My two favorite hobbies are science fiction and bad science fiction. I don't think I could pull off a terse explanation for the former, other than saying I think it's obvious why one should read science fiction. And if you don't, you're a nincompoop. But it's the latter that's the point of interest here. The classic, brilliant works of authors like Jack Vance and Frederik Pohl, both of whom died last year (with Pohl's death, I believe we've lost the last great author from the "Golden Age" of science fiction) have their obvious appeals, and maybe some not-so-obvious ones—they can stand on their own merits. Not every old science fiction book was actually so meritorious, and just because a story is bad does not mean that it can't survive to the present day, where I can procure it cheaply, sometimes for free.

I've reviewed bad science fiction before on this blog, although usually it was published in an anthology mixed in with good science fiction. This is something a little different. I picked up Star Surgeon and some other old paperbacks for free when I dropped by the library the day before their book sale and rummaged through a box of old books they were giving away (they were running out of room for books that could actually sell, so it was sort of a junk bin, I suppose). It's a 1981 reprint of a 1963 novel. This book is the second one in a series called "Sector General." It's about a space hospital, of course.
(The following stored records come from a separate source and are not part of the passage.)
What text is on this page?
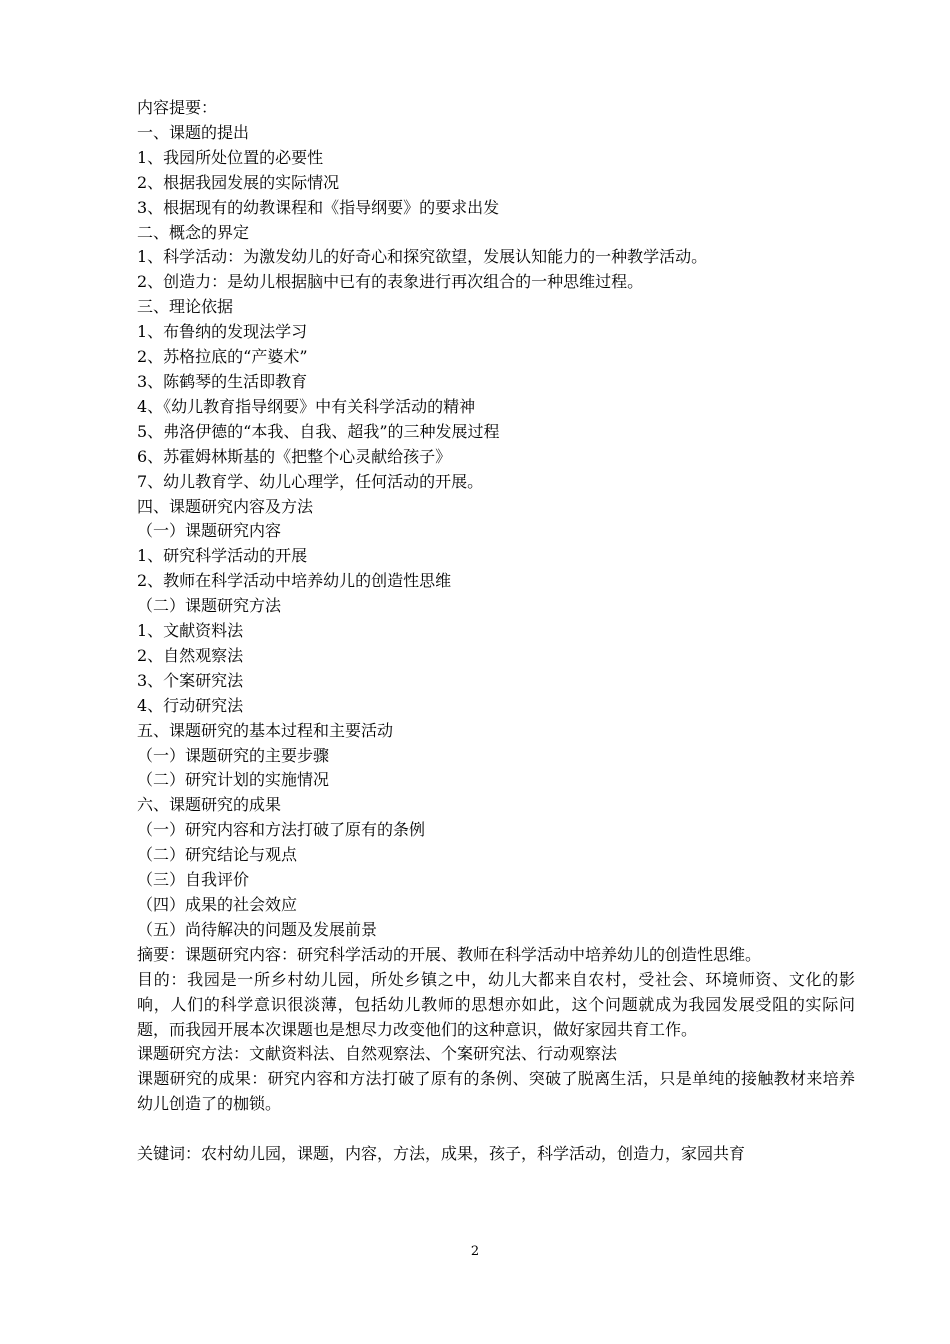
内容提要：

一、课题的提出

1、我园所处位置的必要性

2、根据我园发展的实际情况

3、根据现有的幼教课程和《指导纲要》的要求出发

二、概念的界定

1、科学活动：为激发幼儿的好奇心和探究欲望，发展认知能力的一种教学活动。

2、创造力：是幼儿根据脑中已有的表象进行再次组合的一种思维过程。

三、理论依据

1、布鲁纳的发现法学习

2、苏格拉底的“产婆术”

3、陈鹤琴的生活即教育

4、《幼儿教育指导纲要》中有关科学活动的精神

5、弗洛伊德的“本我、自我、超我”的三种发展过程

6、苏霍姆林斯基的《把整个心灵献给孩子》

7、幼儿教育学、幼儿心理学，任何活动的开展。

四、课题研究内容及方法

（一）课题研究内容

1、研究科学活动的开展

2、教师在科学活动中培养幼儿的创造性思维

（二）课题研究方法

1、文献资料法

2、自然观察法

3、个案研究法

4、行动研究法

五、课题研究的基本过程和主要活动

（一）课题研究的主要步骤

（二）研究计划的实施情况

六、课题研究的成果

（一）研究内容和方法打破了原有的条例

（二）研究结论与观点

（三）自我评价

（四）成果的社会效应

（五）尚待解决的问题及发展前景

摘要：课题研究内容：研究科学活动的开展、教师在科学活动中培养幼儿的创造性思维。

目的：我园是一所乡村幼儿园，所处乡镇之中，幼儿大都来自农村，受社会、环境师资、文化的影响，人们的科学意识很淡薄，包括幼儿教师的思想亦如此，这个问题就成为我园发展受阻的实际问题，而我园开展本次课题也是想尽力改变他们的这种意识，做好家园共育工作。

课题研究方法：文献资料法、自然观察法、个案研究法、行动观察法

课题研究的成果：研究内容和方法打破了原有的条例、突破了脱离生活，只是单纯的接触教材来培养幼儿创造了的枷锁。

关键词：农村幼儿园，课题，内容，方法，成果，孩子，科学活动，创造力，家园共育

2
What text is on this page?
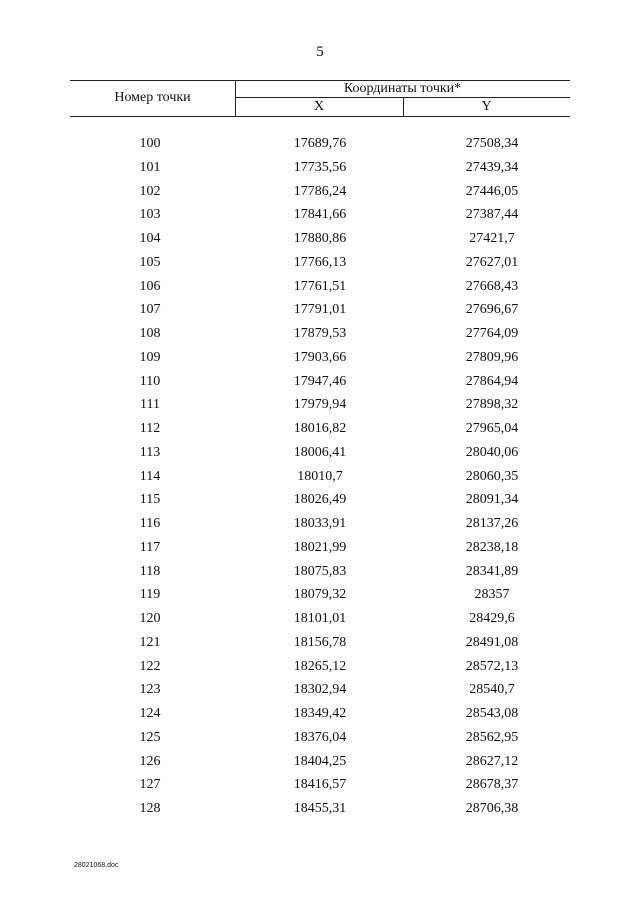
5
Номер точки
Координаты точки*
X	Y
100	17689,76	27508,34
101	17735,56	27439,34
102	17786,24	27446,05
103	17841,66	27387,44
104	17880,86	27421,7
105	17766,13	27627,01
106	17761,51	27668,43
107	17791,01	27696,67
108	17879,53	27764,09
109	17903,66	27809,96
110	17947,46	27864,94
111	17979,94	27898,32
112	18016,82	27965,04
113	18006,41	28040,06
114	18010,7	28060,35
115	18026,49	28091,34
116	18033,91	28137,26
117	18021,99	28238,18
118	18075,83	28341,89
119	18079,32	28357
120	18101,01	28429,6
121	18156,78	28491,08
122	18265,12	28572,13
123	18302,94	28540,7
124	18349,42	28543,08
125	18376,04	28562,95
126	18404,25	28627,12
127	18416,57	28678,37
128	18455,31	28706,38
28021068.doc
Yes, that's right. A space hospital. In space. With space doctors. I know, right? It's incredibly silly and the plot moves in a way that makes the whole thing even sillier than I'm probably making it seem. And yet, some aspects of the writing are actually pretty good. Star Surgeon is corny and unconventional, but never so bad that it's irritating. And by walking that fine line, at least to someone that reads books the way I do, the experience is delightful. Throw in the fact that it's what's essentially what's been described as "pacifist space opera" and it's all rather bewildering. Sometimes I think Star Surgeon is so bad it's good, sometimes I think it's actually just good on its own, and most of the time I think it's so weird it's worthwhile, even if it's never truly great. I am definitely tempted to hunt down the rest of this series.